Après des années d'envolée des prix, le marché immobilier chinois s'est nettement refroidi ces derniers mois, mais au-delà d'un ajustement bienvenu, Pékin devrait s'efforcer de ménager ce secteur capital pour la croissance économique du pays, estiment des experts.

Sur la dernière décennie, l'expansion de la classe moyenne chinoise -pour qui l'achat d'un appartement est quasiment une obligation sociale-, a dopé le marché, sur fond d'urbanisation effrénée. Et, faute d'alternatives rémunératrices, beaucoup ont choisi d'investir dans l'immobilier.

Au point que les prix des logements neufs dans les métropoles de Pékin et Shanghai ont plus que quadruplé depuis 2003, et plus que doublé pour la Chine dans son ensemble, selon des chiffres avancés par Standard Bank.

Ces années dorées semblent révolues: les prix moyens dans les 100 principales villes chinoises ont enregistré en mai leur première baisse sur un mois depuis près de deux ans (-0,32%, à quelque 1920$ CAN le mètre carré), selon le cabinet China Index Academy.

Sur les 10 premières métropoles, seuls Pékin et Tianjin ont enregistré des hausses.
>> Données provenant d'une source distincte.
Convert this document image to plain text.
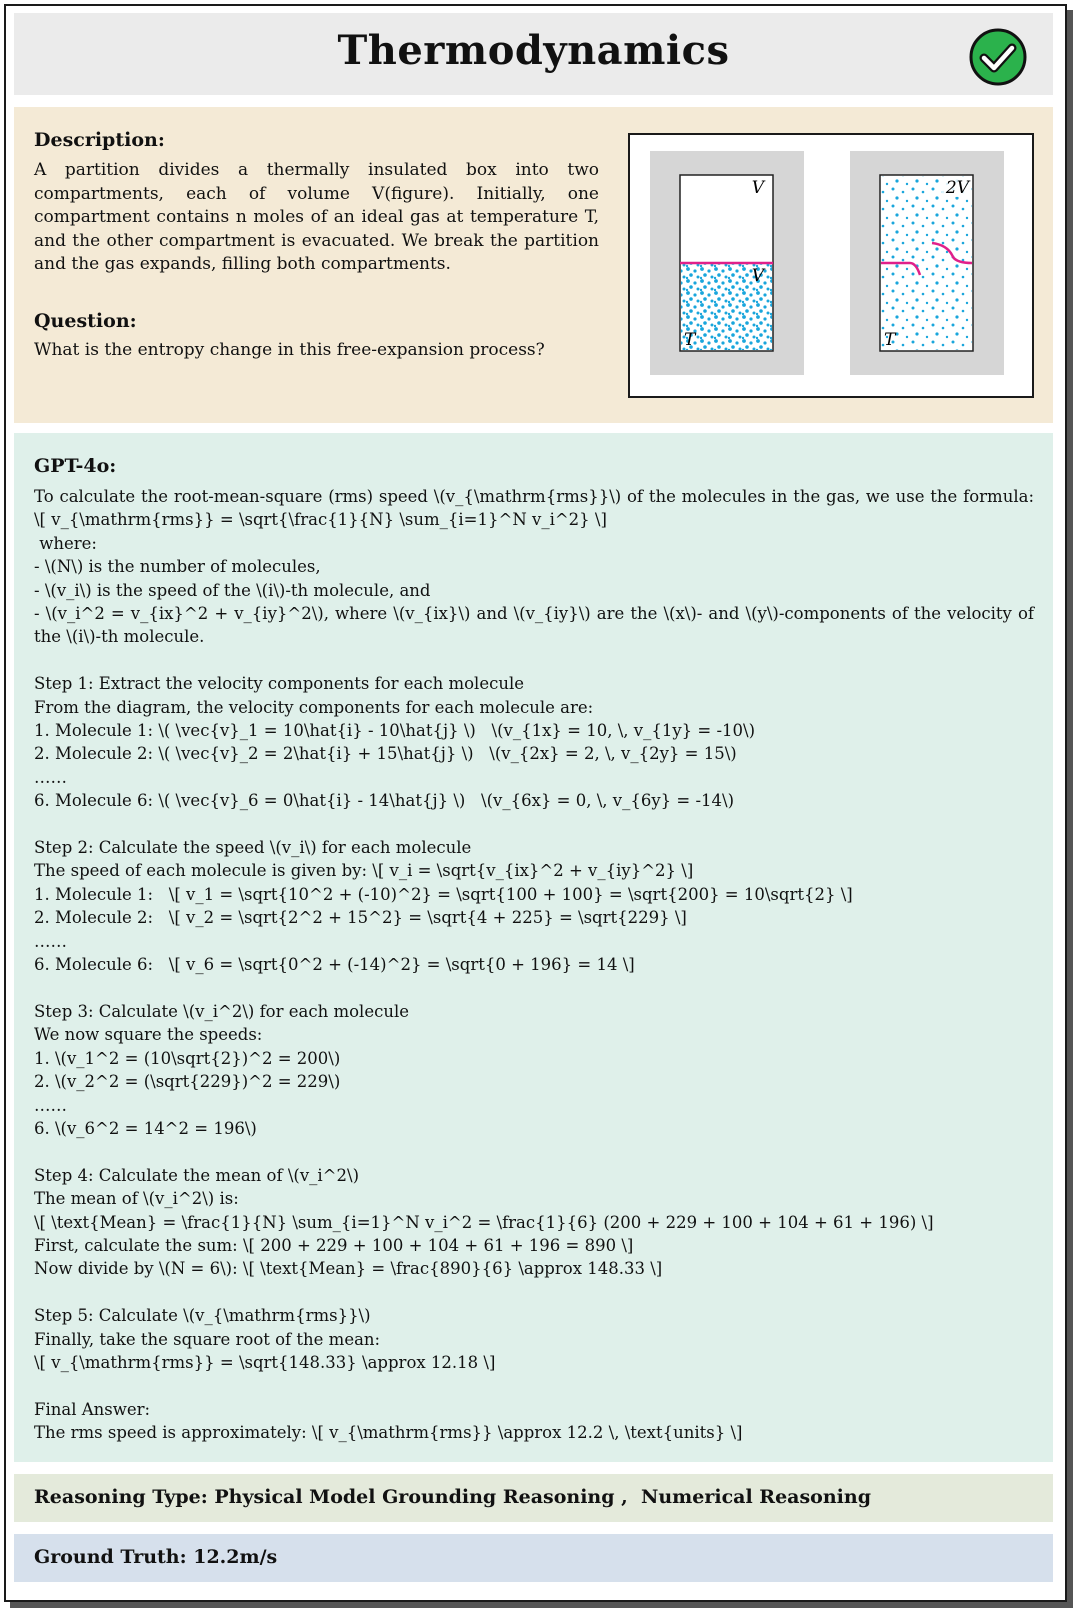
Thermodynamics
Description:
A partition divides a thermally insulated box into two compartments, each of volume V(figure). Initially, one compartment contains n moles of an ideal gas at temperature T, and the other compartment is evacuated. We break the partition and the gas expands, filling both compartments.
Question:
What is the entropy change in this free-expansion process?
V
V
T
2V
T
GPT-4o:
To calculate the root-mean-square (rms) speed \(v_{\mathrm{rms}}\) of the molecules in the gas, we use the formula: \[ v_{\mathrm{rms}} = \sqrt{\frac{1}{N} \sum_{i=1}^N v_i^2} \]
where:
- \(N\) is the number of molecules,
- \(v_i\) is the speed of the \(i\)-th molecule, and
- \(v_i^2 = v_{ix}^2 + v_{iy}^2\), where \(v_{ix}\) and \(v_{iy}\) are the \(x\)- and \(y\)-components of the velocity of the \(i\)-th molecule.
Step 1: Extract the velocity components for each molecule
From the diagram, the velocity components for each molecule are:
1. Molecule 1: \( \vec{v}_1 = 10\hat{i} - 10\hat{j} \)   \(v_{1x} = 10, \, v_{1y} = -10\)
2. Molecule 2: \( \vec{v}_2 = 2\hat{i} + 15\hat{j} \)   \(v_{2x} = 2, \, v_{2y} = 15\)
……
6. Molecule 6: \( \vec{v}_6 = 0\hat{i} - 14\hat{j} \)   \(v_{6x} = 0, \, v_{6y} = -14\)
Step 2: Calculate the speed \(v_i\) for each molecule
The speed of each molecule is given by: \[ v_i = \sqrt{v_{ix}^2 + v_{iy}^2} \]
1. Molecule 1:   \[ v_1 = \sqrt{10^2 + (-10)^2} = \sqrt{100 + 100} = \sqrt{200} = 10\sqrt{2} \]
2. Molecule 2:   \[ v_2 = \sqrt{2^2 + 15^2} = \sqrt{4 + 225} = \sqrt{229} \]
……
6. Molecule 6:   \[ v_6 = \sqrt{0^2 + (-14)^2} = \sqrt{0 + 196} = 14 \]
Step 3: Calculate \(v_i^2\) for each molecule
We now square the speeds:
1. \(v_1^2 = (10\sqrt{2})^2 = 200\)
2. \(v_2^2 = (\sqrt{229})^2 = 229\)
……
6. \(v_6^2 = 14^2 = 196\)
Step 4: Calculate the mean of \(v_i^2\)
The mean of \(v_i^2\) is:
\[ \text{Mean} = \frac{1}{N} \sum_{i=1}^N v_i^2 = \frac{1}{6} (200 + 229 + 100 + 104 + 61 + 196) \]
First, calculate the sum: \[ 200 + 229 + 100 + 104 + 61 + 196 = 890 \]
Now divide by \(N = 6\): \[ \text{Mean} = \frac{890}{6} \approx 148.33 \]
Step 5: Calculate \(v_{\mathrm{rms}}\)
Finally, take the square root of the mean:
\[ v_{\mathrm{rms}} = \sqrt{148.33} \approx 12.18 \]
Final Answer:
The rms speed is approximately: \[ v_{\mathrm{rms}} \approx 12.2 \, \text{units} \]
Reasoning Type: Physical Model Grounding Reasoning ,  Numerical Reasoning
Ground Truth: 12.2m/s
En glissement annuel, les prix ont progressé le mois dernier de 7,84% par rapport à mai 2013, brutal ralentissement après +9,06% en avril. Au cours des douze derniers mois, les prix ont fondu dans un tiers des villes.

«Titanic»

«Le marché immobilier chinois, c'est le Titanic s'apprêtant à percuter l'iceberg en face de lui», a averti le milliardaire Pan Shiyi, président de SOHO China, mastodonte de l'immobilier commercial, selon des propos rapportés par le China Business News.

L'agence de notation Moody's, elle, a abaissé à «négative» la perspective du marché immobilier chinois, pointant les longues listes d'invendus, une conjoncture morose, mais surtout «un ralentissement important des ventes».

«C'est avant tout une conséquence du durcissement du crédit», car «la plupart des ménages chinois ont encore besoin d'emprunter» pour acheter, explique Yao Wei, analyste de Société Générale.

Les coups de vis de la banque centrale (PBOC) en 2013, destinés à freiner l'envolée de l'endettement privé et public, ont incité les banques à resserrer leurs activités de prêts --au détriment des ménages, mais aussi des promoteurs.

Ces derniers rencontrant ainsi des difficultés accrues à se financer, au moins six groupes de taille moyenne ont connu des défauts de paiements depuis février.

Cette pression --ventes médiocres, manque de liquidités-- «a poussé certains groupes à réduire leurs prix», mais ce signal «a placé les acheteurs potentiels dans une position attentiste», observe Jian Chang, expert de Barclays.

L'engrenage aggrave la surabondance de logements disponibles, et surtout très inégalement répartis géographiquement --ce dont témoignent depuis plusieurs années des «villes fantômes», zones résidentielles où des milliers d'appartements ne trouvent pas preneurs.

Pékin avait cherché à enrayer ces excès et la flambée des prix --objet de mécontentement populaire-- en durcissant les restrictions à l'achat dans les grandes métropoles.

Mais les gouvernements locaux avaient peu d'intérêt à réguler les ventes de terrains, source de près des deux tiers de leurs revenus.

Ralentissement «cyclique»

Pour plusieurs experts, le gouvernement serait cependant en mesure, en assouplissant ces restrictions à l'achat et le crédit, d'empêcher un effondrement du secteur immobilier, dont l'onde de choc serait dévastatrice pour l'économie et le système financier.

Selon Barclays et Société Générale, l'immobilier représente jusqu'à 20% du PIB chinois, si on y inclut les activités industrielles en amont (matériaux de construction, etc.) et en aval (électroménager).

Par ailleurs, «les crédits immobiliers et prêts aux promoteurs représentent respectivement 14% et 6,5% de l'ensemble des prêts bancaires», pour plus de 15 400 milliards de yuans au total (2700 milliards CAN), rappelle Mme Yao.

Pour Jian Chang, le gouvernement, soucieux de rééquilibrer l'économie, «devrait tolérer une correction accrue du marché immobilier, mais probablement pas davantage qu'un recul de 10% des prix nationaux» --ce qui pourrait cependant précipiter la croissance économique sous la barre des 7%.

Montrant sa vigilance, la PBOC a demandé aux banques d'accorder des prêts immobiliers en priorité aux primo-acquérants d'appartements.

Les experts de la banque ANZ se veulent eux rassurants, évoquant «un ralentissement cyclique»: «Le marché a encore de larges marges de croissance pour la prochaine décennie», durant laquelle «200 millions de ruraux» pourraient rejoindre les villes, font-ils valoir.